Young Palestinian activists carry out their role in bringing about peace

Date: 25 Oct 2012

In the offices of the General Union of Palestinian Women -a bastion for older-generation prominent women politicians- two young Palestinian women listen to the discussions, feeling a little shy in the midst of such veteran advocates.

Ruba, left, and Amaal, right, are young Palestinian activists who spoke at an Open Day event on the duty of younger women to step up and encourage change as active participants in the peace process. Photo credit: Cindy Thai Thien Nghia / UN Women

Amaal, 23, and Ruba, 26, are part of a younger generation of Palestinian women activists who say they are apprehensive and have often felt un-welcomed and even discouraged from participating in the current political scene.
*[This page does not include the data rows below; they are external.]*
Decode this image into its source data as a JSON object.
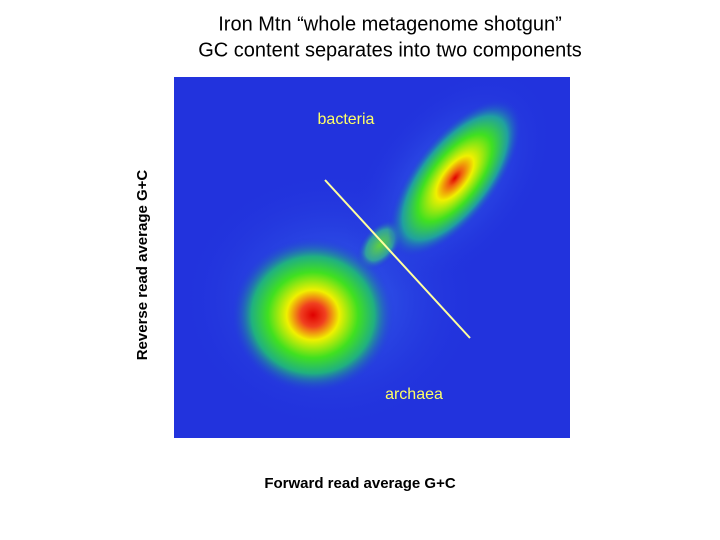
{
  "slide": {
    "title": [
      "Iron Mtn “whole metagenome shotgun”",
      "GC content separates into two components"
    ],
    "y_label": "Reverse read average G+C",
    "x_label": "Forward read average G+C",
    "annotations": [
      "bacteria",
      "archaea"
    ]
  }
}
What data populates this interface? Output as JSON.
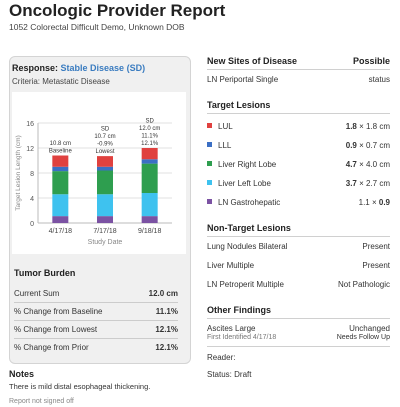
{
  "header": {
    "title": "Oncologic Provider Report",
    "subtitle": "1052 Colorectal Difficult Demo, Unknown DOB"
  },
  "response": {
    "label": "Response:",
    "value": "Stable Disease (SD)",
    "criteria": "Criteria: Metastatic Disease"
  },
  "chart_data": {
    "type": "bar",
    "stacked": true,
    "ylabel": "Target Lesion Length (cm)",
    "xlabel": "Study Date",
    "ylim": [
      0,
      16
    ],
    "yticks": [
      "0",
      "4",
      "8",
      "12",
      "16"
    ],
    "categories": [
      "4/17/18",
      "7/17/18",
      "9/18/18"
    ],
    "bar_labels": [
      [
        "10.8 cm",
        "Baseline"
      ],
      [
        "SD",
        "10.7 cm",
        "-0.9%",
        "Lowest"
      ],
      [
        "SD",
        "12.0 cm",
        "11.1%",
        "12.1%"
      ]
    ],
    "series": [
      {
        "name": "LN Gastrohepatic",
        "color": "#7b52a3",
        "values": [
          1.1,
          1.1,
          1.1
        ]
      },
      {
        "name": "Liver Left Lobe",
        "color": "#3ec2ef",
        "values": [
          3.5,
          3.5,
          3.7
        ]
      },
      {
        "name": "Liver Right Lobe",
        "color": "#2e9e4f",
        "values": [
          3.7,
          3.8,
          4.7
        ]
      },
      {
        "name": "LLL",
        "color": "#3b6fc4",
        "values": [
          0.7,
          0.6,
          0.7
        ]
      },
      {
        "name": "LUL",
        "color": "#e0413f",
        "values": [
          1.8,
          1.7,
          1.8
        ]
      }
    ],
    "grid": true
  },
  "tumor_burden": {
    "title": "Tumor Burden",
    "rows": [
      {
        "label": "Current Sum",
        "value": "12.0 cm"
      },
      {
        "label": "% Change from Baseline",
        "value": "11.1%"
      },
      {
        "label": "% Change from Lowest",
        "value": "12.1%"
      },
      {
        "label": "% Change from Prior",
        "value": "12.1%"
      }
    ]
  },
  "notes": {
    "title": "Notes",
    "text": "There is mild distal esophageal thickening."
  },
  "footer": "Report not signed off",
  "new_sites": {
    "title": "New Sites of Disease",
    "header_right": "Possible",
    "item": "LN Periportal Single",
    "item_status": "status"
  },
  "target_lesions": {
    "title": "Target Lesions",
    "items": [
      {
        "name": "LUL",
        "color": "#e0413f",
        "d1": "1.8",
        "d2": " × 1.8 cm",
        "bold": "first"
      },
      {
        "name": "LLL",
        "color": "#3b6fc4",
        "d1": "0.9",
        "d2": " × 0.7 cm",
        "bold": "first"
      },
      {
        "name": "Liver Right Lobe",
        "color": "#2e9e4f",
        "d1": "4.7",
        "d2": " × 4.0 cm",
        "bold": "first"
      },
      {
        "name": "Liver Left Lobe",
        "color": "#3ec2ef",
        "d1": "3.7",
        "d2": " × 2.7 cm",
        "bold": "first"
      },
      {
        "name": "LN Gastrohepatic",
        "color": "#7b52a3",
        "d1": "1.1 × ",
        "d2": "0.9",
        "bold": "second"
      }
    ]
  },
  "non_target": {
    "title": "Non-Target Lesions",
    "items": [
      {
        "name": "Lung Nodules Bilateral",
        "status": "Present"
      },
      {
        "name": "Liver Multiple",
        "status": "Present"
      },
      {
        "name": "LN Petroperit Multiple",
        "status": "Not Pathologic"
      }
    ]
  },
  "other_findings": {
    "title": "Other Findings",
    "name": "Ascites Large",
    "sub": "First Identified 4/17/18",
    "status": "Unchanged",
    "status_sub": "Needs Follow Up"
  },
  "reader": "Reader:",
  "status": "Status: Draft"
}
However, with enthusiasm sparkling in their eyes, they relate how they, as young women active in media and political spheres, could potentially bring change to the current political stalemate.

“It is hard for us to imagine peace because we did not live it. If the alternative to the on-going conflict is peace, how can we achieve it? asks Ruba.

Both women agree that the ruling elite - both men and women - have become disillusioned and uninspired after years of failed attempts to bring peace and sovereignty to the Palestinian nation. They believe what motivates young Palestinian women to become activists - either in politics or in the media world - is the understanding that the current situation, with no positive changes in years, is unsustainable.

“A man thinks in binary terms: either peace or conflict. Men do not elaborate on how this could be reached, or how the society would be once peace is attained, continues Ruba. “As women, we think differently: we are the ones mostly affected and influenced by the situation. So as women, we have to search for a comprehensive sustainable solution.

However, this is not easy in view of gender and age constraints faced by ordinary young Palestinian women in a traditional society torn by conflict and occupation.

Amaal and Ruba are considered exceptions because they were lucky enough to have their families' support for their activism. Ruba talks about how she would not be where she is today -the youngest member of a political bureau in the Occupied Palestinian Territories- had it not been for the unconditional support of her family. Amaal is also grateful to her immediate family and community who encouraged her in the quest to become a prominent journalist.

“Palestinian women are the future: they are the ones raising the next generation, affirms Amaal. “It is thus the duty of the young generation to step up and encourage change; young women and men working hand-in-hand.

Ruba is enthusiastic about how young men in her immediate environment are becoming more aware of the necessity of women's political participation at all levels. Amaal also sees positive signs of change and says that as a woman journalist, she feels respected and appreciated by her colleagues.

To mark the 12th anniversary of UN Security Council Resolution 1325, these young leaders were invited to represent the voice of youth at an Open Day event on Women, Peace and Security, held on 11 October in Ramallah, West Bank, hosted by the Palestinian women's movement and the UN Deputy Special Coordinator for the Middle East Peace Process, and supported by UN Women.

Amaal and Ruba called for more such efforts to build the capacities of young women to participate in decision-making processes that affect their lives.

In November, UN Women will support another initiative - a BRIDGE workshop targeting young women as electoral stakeholders, so that other young women like Amaal and Ruba can have their chance to actively participate in peacebuilding, and carry out change.